First, the explosions.

Gameplay of our game. A toy car drives in circles while another goes offscreen an explodes.

The game has a very cartoony style and I didn't have time to make any textures for VFX, so all the particles are simply primitives. Godot's GPUParticles3D has some very nice functionality that allowed me to very quickly put together some dust, boost and death particle systems. I wish the node had a nicer UI, however. All the modifiers being in a single long list makes it somewhat unwieldy.

For the death explosion I tried layering different effects and some simple camera shake to sell the impression and make it very obvious that one of the players was out of the game.

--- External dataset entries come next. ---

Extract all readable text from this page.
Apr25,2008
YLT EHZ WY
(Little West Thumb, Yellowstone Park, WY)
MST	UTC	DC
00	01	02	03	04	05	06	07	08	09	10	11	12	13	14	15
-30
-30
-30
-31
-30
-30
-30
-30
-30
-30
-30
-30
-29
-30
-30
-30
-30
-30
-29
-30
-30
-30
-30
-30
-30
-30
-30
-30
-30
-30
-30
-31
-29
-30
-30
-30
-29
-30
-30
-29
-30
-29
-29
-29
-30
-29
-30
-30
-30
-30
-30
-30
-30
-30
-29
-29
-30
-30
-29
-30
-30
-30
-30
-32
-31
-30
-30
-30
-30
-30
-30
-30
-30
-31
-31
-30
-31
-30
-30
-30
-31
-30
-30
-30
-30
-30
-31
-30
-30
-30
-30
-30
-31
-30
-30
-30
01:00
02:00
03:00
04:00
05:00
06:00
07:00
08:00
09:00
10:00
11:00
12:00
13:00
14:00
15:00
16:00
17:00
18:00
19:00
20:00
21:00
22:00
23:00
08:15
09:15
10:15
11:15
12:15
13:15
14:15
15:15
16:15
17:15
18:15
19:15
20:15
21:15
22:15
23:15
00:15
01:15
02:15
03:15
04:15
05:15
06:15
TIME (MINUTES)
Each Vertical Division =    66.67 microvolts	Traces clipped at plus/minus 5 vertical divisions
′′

I used the new-ish @export_tool_button feature to play all the particle systems at the same time in the editor. It's nice not to need a custom plugin to add basic functionality like this.

Explosion playing in the editor.

Next up, the sand shader. The game takes place on a sandbox, so we wanted a way to have big objects that were stuck in the sand blend with the environment. We didn't really use this in the end, as we decided against having big static colliders in the middle of the play area, but I had fun making it and the results are acceptable.

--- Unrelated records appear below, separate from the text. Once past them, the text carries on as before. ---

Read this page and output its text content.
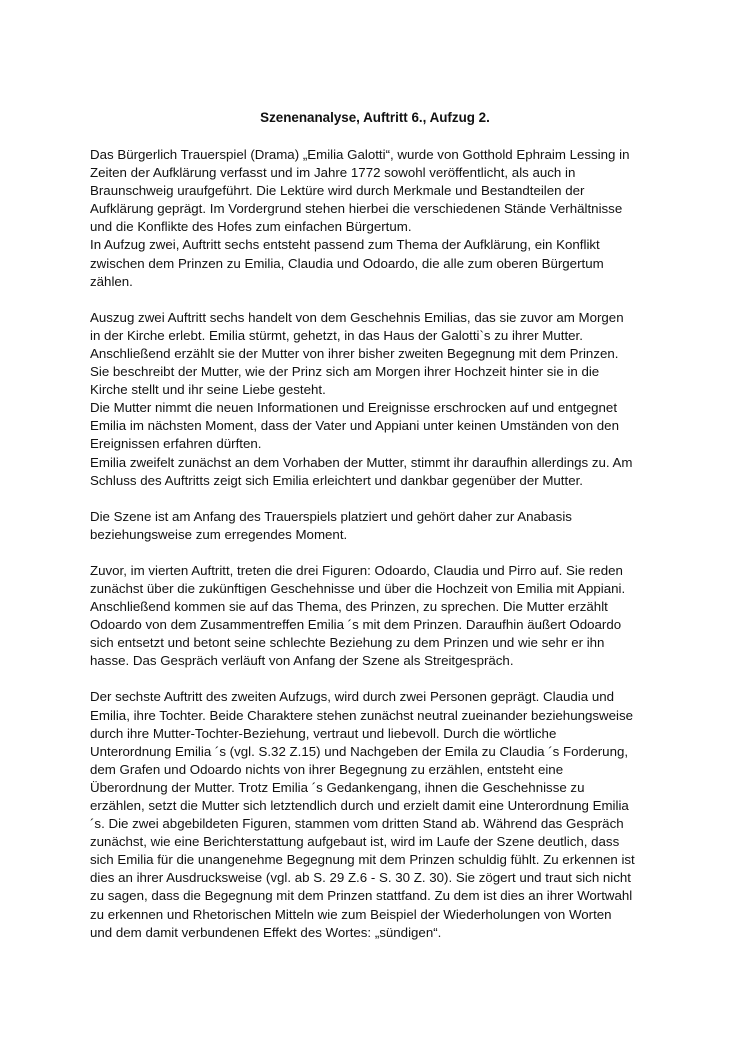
Szenenanalyse, Auftritt 6., Aufzug 2.

Das Bürgerlich Trauerspiel (Drama) „Emilia Galotti“, wurde von Gotthold Ephraim Lessing in

Zeiten der Aufklärung verfasst und im Jahre 1772 sowohl veröffentlicht, als auch in

Braunschweig uraufgeführt. Die Lektüre wird durch Merkmale und Bestandteilen der

Aufklärung geprägt. Im Vordergrund stehen hierbei die verschiedenen Stände Verhältnisse

und die Konflikte des Hofes zum einfachen Bürgertum.

In Aufzug zwei, Auftritt sechs entsteht passend zum Thema der Aufklärung, ein Konflikt

zwischen dem Prinzen zu Emilia, Claudia und Odoardo, die alle zum oberen Bürgertum

zählen.

Auszug zwei Auftritt sechs handelt von dem Geschehnis Emilias, das sie zuvor am Morgen

in der Kirche erlebt. Emilia stürmt, gehetzt, in das Haus der Galotti`s zu ihrer Mutter.

Anschließend erzählt sie der Mutter von ihrer bisher zweiten Begegnung mit dem Prinzen.

Sie beschreibt der Mutter, wie der Prinz sich am Morgen ihrer Hochzeit hinter sie in die

Kirche stellt und ihr seine Liebe gesteht.

Die Mutter nimmt die neuen Informationen und Ereignisse erschrocken auf und entgegnet

Emilia im nächsten Moment, dass der Vater und Appiani unter keinen Umständen von den

Ereignissen erfahren dürften.

Emilia zweifelt zunächst an dem Vorhaben der Mutter, stimmt ihr daraufhin allerdings zu. Am

Schluss des Auftritts zeigt sich Emilia erleichtert und dankbar gegenüber der Mutter.

Die Szene ist am Anfang des Trauerspiels platziert und gehört daher zur Anabasis

beziehungsweise zum erregendes Moment.

Zuvor, im vierten Auftritt, treten die drei Figuren: Odoardo, Claudia und Pirro auf. Sie reden

zunächst über die zukünftigen Geschehnisse und über die Hochzeit von Emilia mit Appiani.

Anschließend kommen sie auf das Thema, des Prinzen, zu sprechen. Die Mutter erzählt

Odoardo von dem Zusammentreffen Emilia ´s mit dem Prinzen. Daraufhin äußert Odoardo

sich entsetzt und betont seine schlechte Beziehung zu dem Prinzen und wie sehr er ihn

hasse. Das Gespräch verläuft von Anfang der Szene als Streitgespräch.

Der sechste Auftritt des zweiten Aufzugs, wird durch zwei Personen geprägt. Claudia und

Emilia, ihre Tochter. Beide Charaktere stehen zunächst neutral zueinander beziehungsweise

durch ihre Mutter-Tochter-Beziehung, vertraut und liebevoll. Durch die wörtliche

Unterordnung Emilia ´s (vgl. S.32 Z.15) und Nachgeben der Emila zu Claudia ´s Forderung,

dem Grafen und Odoardo nichts von ihrer Begegnung zu erzählen, entsteht eine

Überordnung der Mutter. Trotz Emilia ´s Gedankengang, ihnen die Geschehnisse zu

erzählen, setzt die Mutter sich letztendlich durch und erzielt damit eine Unterordnung Emilia

´s. Die zwei abgebildeten Figuren, stammen vom dritten Stand ab. Während das Gespräch

zunächst, wie eine Berichterstattung aufgebaut ist, wird im Laufe der Szene deutlich, dass

sich Emilia für die unangenehme Begegnung mit dem Prinzen schuldig fühlt. Zu erkennen ist

dies an ihrer Ausdrucksweise (vgl. ab S. 29 Z.6 - S. 30 Z. 30). Sie zögert und traut sich nicht

zu sagen, dass die Begegnung mit dem Prinzen stattfand. Zu dem ist dies an ihrer Wortwahl

zu erkennen und Rhetorischen Mitteln wie zum Beispiel der Wiederholungen von Worten

und dem damit verbundenen Effekt des Wortes: „sündigen“.
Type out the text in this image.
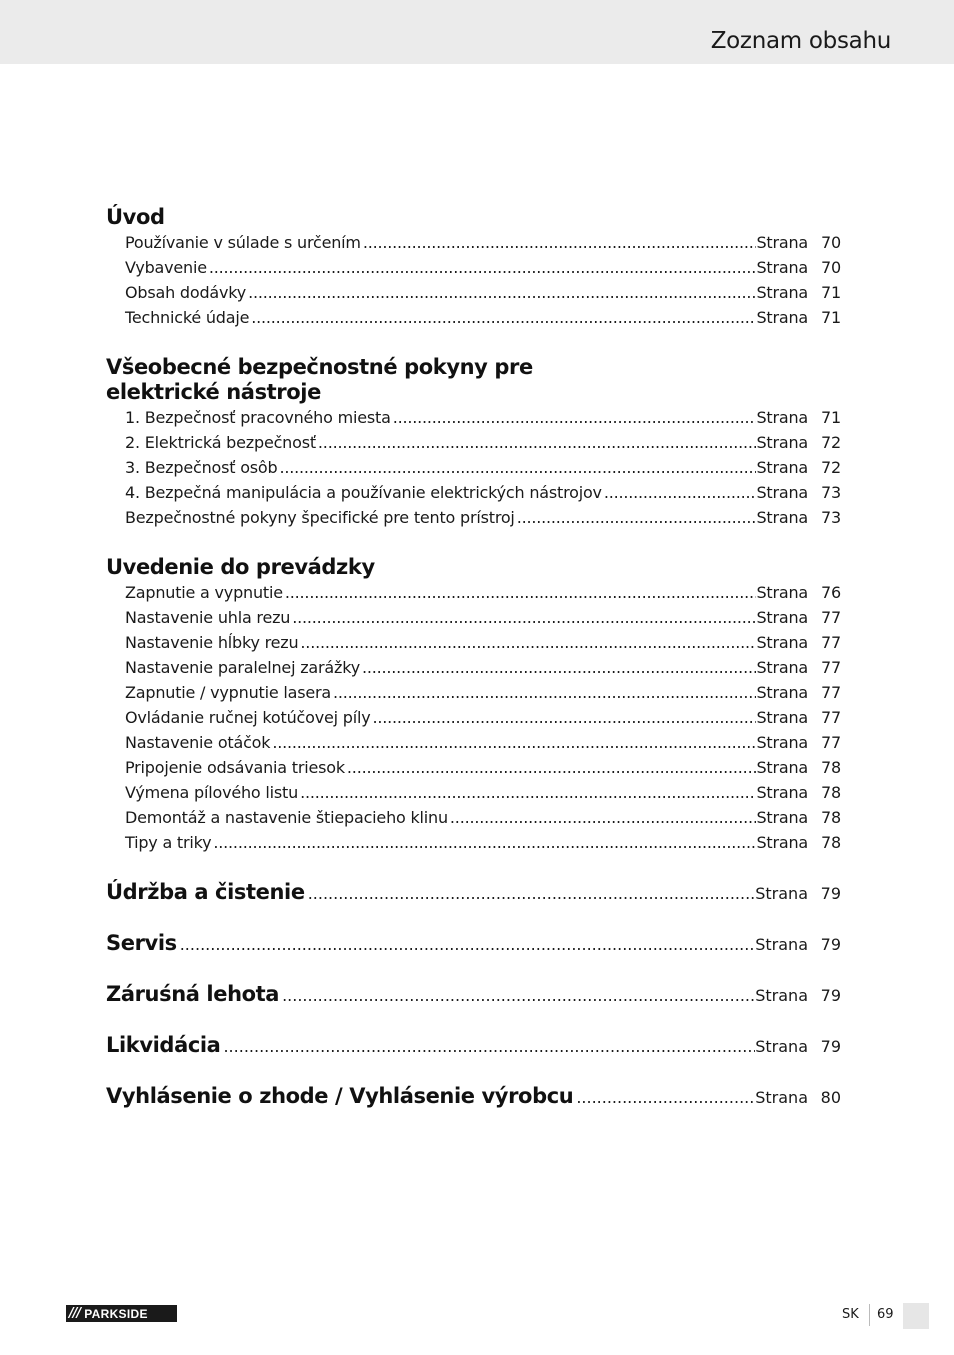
Zoznam obsahu
Úvod
Používanie v súlade s určením .....	Strana 70
Vybavenie .....	Strana 70
Obsah dodávky .....	Strana 71
Technické údaje .....	Strana 71
Všeobecné bezpečnostné pokyny pre
elektrické nástroje
1. Bezpečnosť pracovného miesta .....	Strana 71
2. Elektrická bezpečnosť .....	Strana 72
3. Bezpečnosť osôb .....	Strana 72
4. Bezpečná manipulácia a používanie elektrických nástrojov .....	Strana 73
Bezpečnostné pokyny špecifické pre tento prístroj .....	Strana 73
Uvedenie do prevádzky
Zapnutie a vypnutie .....	Strana 76
Nastavenie uhla rezu .....	Strana 77
Nastavenie hĺbky rezu .....	Strana 77
Nastavenie paralelnej zarážky .....	Strana 77
Zapnutie / vypnutie lasera .....	Strana 77
Ovládanie ručnej kotúčovej píly .....	Strana 77
Nastavenie otáčok .....	Strana 77
Pripojenie odsávania triesok .....	Strana 78
Výmena pílového listu .....	Strana 78
Demontáž a nastavenie štiepacieho klinu .....	Strana 78
Tipy a triky .....	Strana 78
Údržba a čistenie .....	Strana 79
Servis .....	Strana 79
Záruśná lehota .....	Strana 79
Likvidácia .....	Strana 79
Vyhlásenie o zhode / Vyhlásenie výrobcu .....	Strana 80
/// PARKSIDE	SK 69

A plastic bucket on the sandbox.

The trick is to lerp the fragment normal towards the normal of the ground. At first I tried reading the depth buffer to mask the blend area, but I found out that doing it based on world position was enough, and it gave me more control over the effect. Layer on top some procedural noise and sand textures I made with Material Maker and you have a pretty convincing effect!

Finally, the grass. I made this one extremely quickly, so I'm surprised it turned out this good.

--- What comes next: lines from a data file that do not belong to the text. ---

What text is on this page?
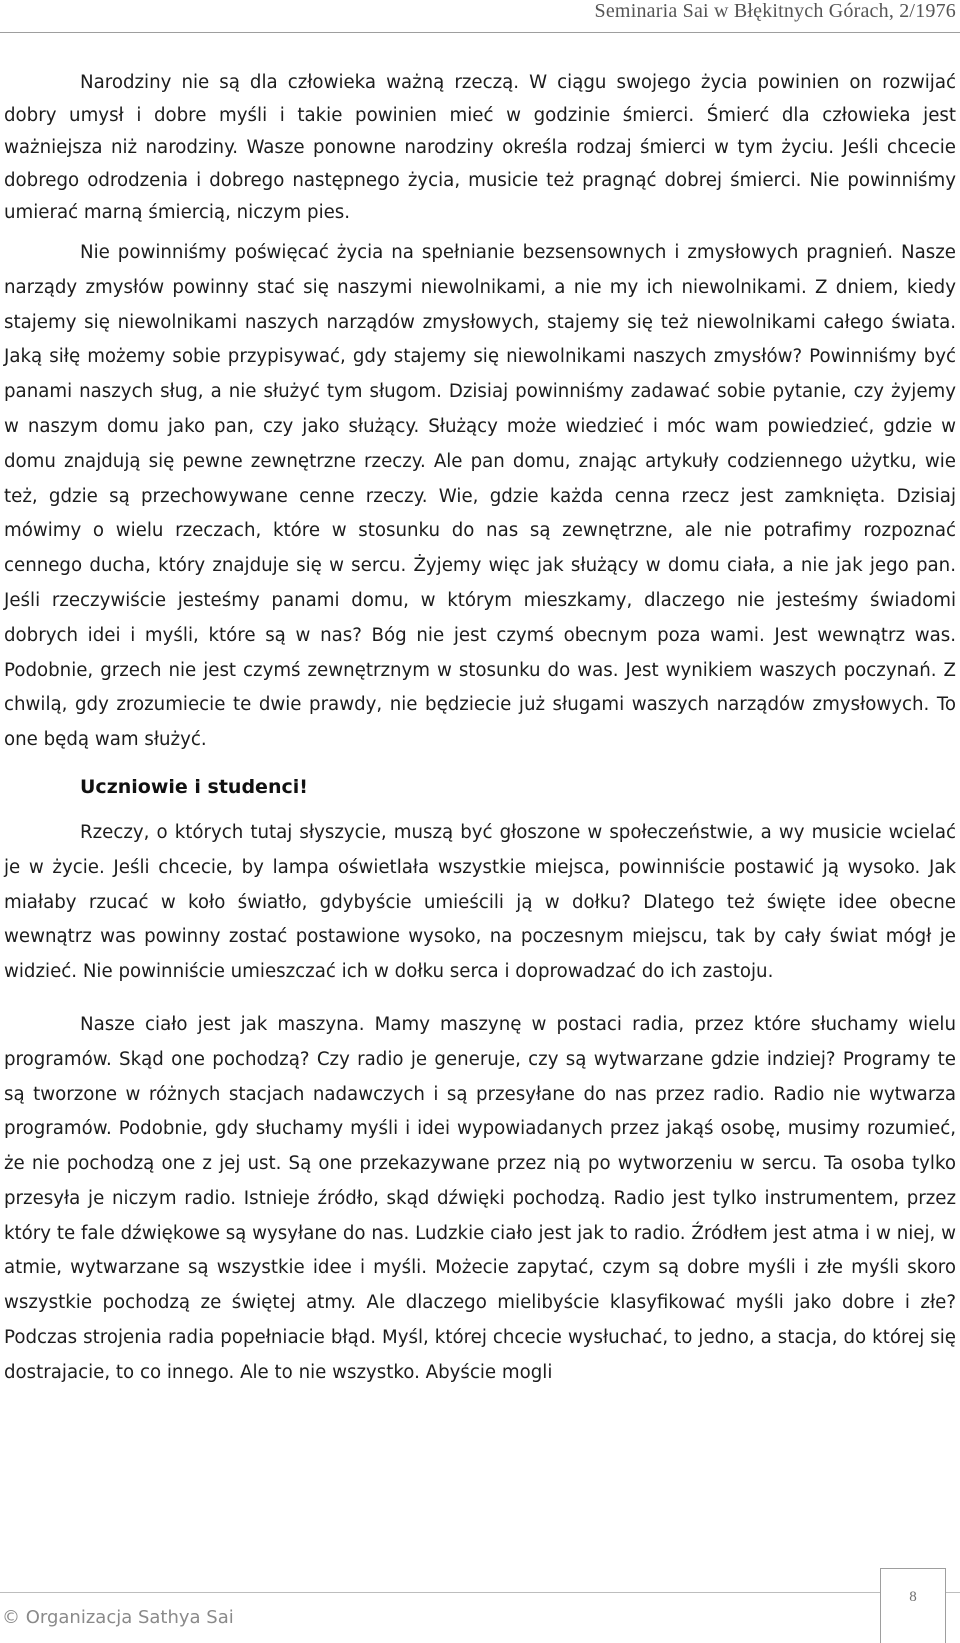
Seminaria Sai w Błękitnych Górach, 2/1976

Narodziny nie są dla człowieka ważną rzeczą. W ciągu swojego życia powinien on rozwijać dobry umysł i dobre myśli i takie powinien mieć w godzinie śmierci. Śmierć dla człowieka jest ważniejsza niż narodziny. Wasze ponowne narodziny określa rodzaj śmierci w tym życiu. Jeśli chcecie dobrego odrodzenia i dobrego następnego życia, musicie też pragnąć dobrej śmierci. Nie powinniśmy umierać marną śmiercią, niczym pies.

Nie powinniśmy poświęcać życia na spełnianie bezsensownych i zmysłowych pragnień. Nasze narządy zmysłów powinny stać się naszymi niewolnikami, a nie my ich niewolnikami. Z dniem, kiedy stajemy się niewolnikami naszych narządów zmysłowych, stajemy się też niewolnikami całego świata. Jaką siłę możemy sobie przypisywać, gdy stajemy się niewolnikami naszych zmysłów? Powinniśmy być panami naszych sług, a nie służyć tym sługom. Dzisiaj powinniśmy zadawać sobie pytanie, czy żyjemy w naszym domu jako pan, czy jako służący. Służący może wiedzieć i móc wam powiedzieć, gdzie w domu znajdują się pewne zewnętrzne rzeczy. Ale pan domu, znając artykuły codziennego użytku, wie też, gdzie są przechowywane cenne rzeczy. Wie, gdzie każda cenna rzecz jest zamknięta. Dzisiaj mówimy o wielu rzeczach, które w stosunku do nas są zewnętrzne, ale nie potrafimy rozpoznać cennego ducha, który znajduje się w sercu. Żyjemy więc jak służący w domu ciała, a nie jak jego pan. Jeśli rzeczywiście jesteśmy panami domu, w którym mieszkamy, dlaczego nie jesteśmy świadomi dobrych idei i myśli, które są w nas? Bóg nie jest czymś obecnym poza wami. Jest wewnątrz was. Podobnie, grzech nie jest czymś zewnętrznym w stosunku do was. Jest wynikiem waszych poczynań. Z chwilą, gdy zrozumiecie te dwie prawdy, nie będziecie już sługami waszych narządów zmysłowych. To one będą wam służyć.

Uczniowie i studenci!

Rzeczy, o których tutaj słyszycie, muszą być głoszone w społeczeństwie, a wy musicie wcielać je w życie. Jeśli chcecie, by lampa oświetlała wszystkie miejsca, powinniście postawić ją wysoko. Jak miałaby rzucać w koło światło, gdybyście umieścili ją w dołku? Dlatego też święte idee obecne wewnątrz was powinny zostać postawione wysoko, na poczesnym miejscu, tak by cały świat mógł je widzieć. Nie powinniście umieszczać ich w dołku serca i doprowadzać do ich zastoju.

Nasze ciało jest jak maszyna. Mamy maszynę w postaci radia, przez które słuchamy wielu programów. Skąd one pochodzą? Czy radio je generuje, czy są wytwarzane gdzie indziej? Programy te są tworzone w różnych stacjach nadawczych i są przesyłane do nas przez radio. Radio nie wytwarza programów. Podobnie, gdy słuchamy myśli i idei wypowiadanych przez jakąś osobę, musimy rozumieć, że nie pochodzą one z jej ust. Są one przekazywane przez nią po wytworzeniu w sercu. Ta osoba tylko przesyła je niczym radio. Istnieje źródło, skąd dźwięki pochodzą. Radio jest tylko instrumentem, przez który te fale dźwiękowe są wysyłane do nas. Ludzkie ciało jest jak to radio. Źródłem jest atma i w niej, w atmie, wytwarzane są wszystkie idee i myśli. Możecie zapytać, czym są dobre myśli i złe myśli skoro wszystkie pochodzą ze świętej atmy. Ale dlaczego mielibyście klasyfikować myśli jako dobre i złe? Podczas strojenia radia popełniacie błąd. Myśl, której chcecie wysłuchać, to jedno, a stacja, do której się dostrajacie, to co innego. Ale to nie wszystko. Abyście mogli

© Organizacja Sathya Sai
8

Grass swaying with the wind.

Just like the sand shader, this one uses noise textures in world space to set the grass color and wind speed. The normal is again blended with the ground at the base of each blade.

The grass is a MultiMeshInstance3D node. I had never worked with it and jams are the perfect place to try new things, so I dug into the documentation and quickly put together a script to scatter grass blades outside of the sandbox. The tool button came in handy here, too. It turns out that if you don't have to fight your engine every step of the way, you can make stuff very quickly!

All in all, I am very proud of the game we made. I learned some techniques that will be useful in my main project (please wishlist Imago Season on Steam!) and all my friends did terrific work: the physics gameplay, input management for keyboard and controllers, music, UI and game flow design, and this amazing controller for two players that one of my friends made out of a shoe box and some arcade buttons:

Custom game controller made by my friend

I think this year was the most fun I've had at GGJ. It's always cool to meet the new students and see how creative they are. I played some really fun games after the jam was done!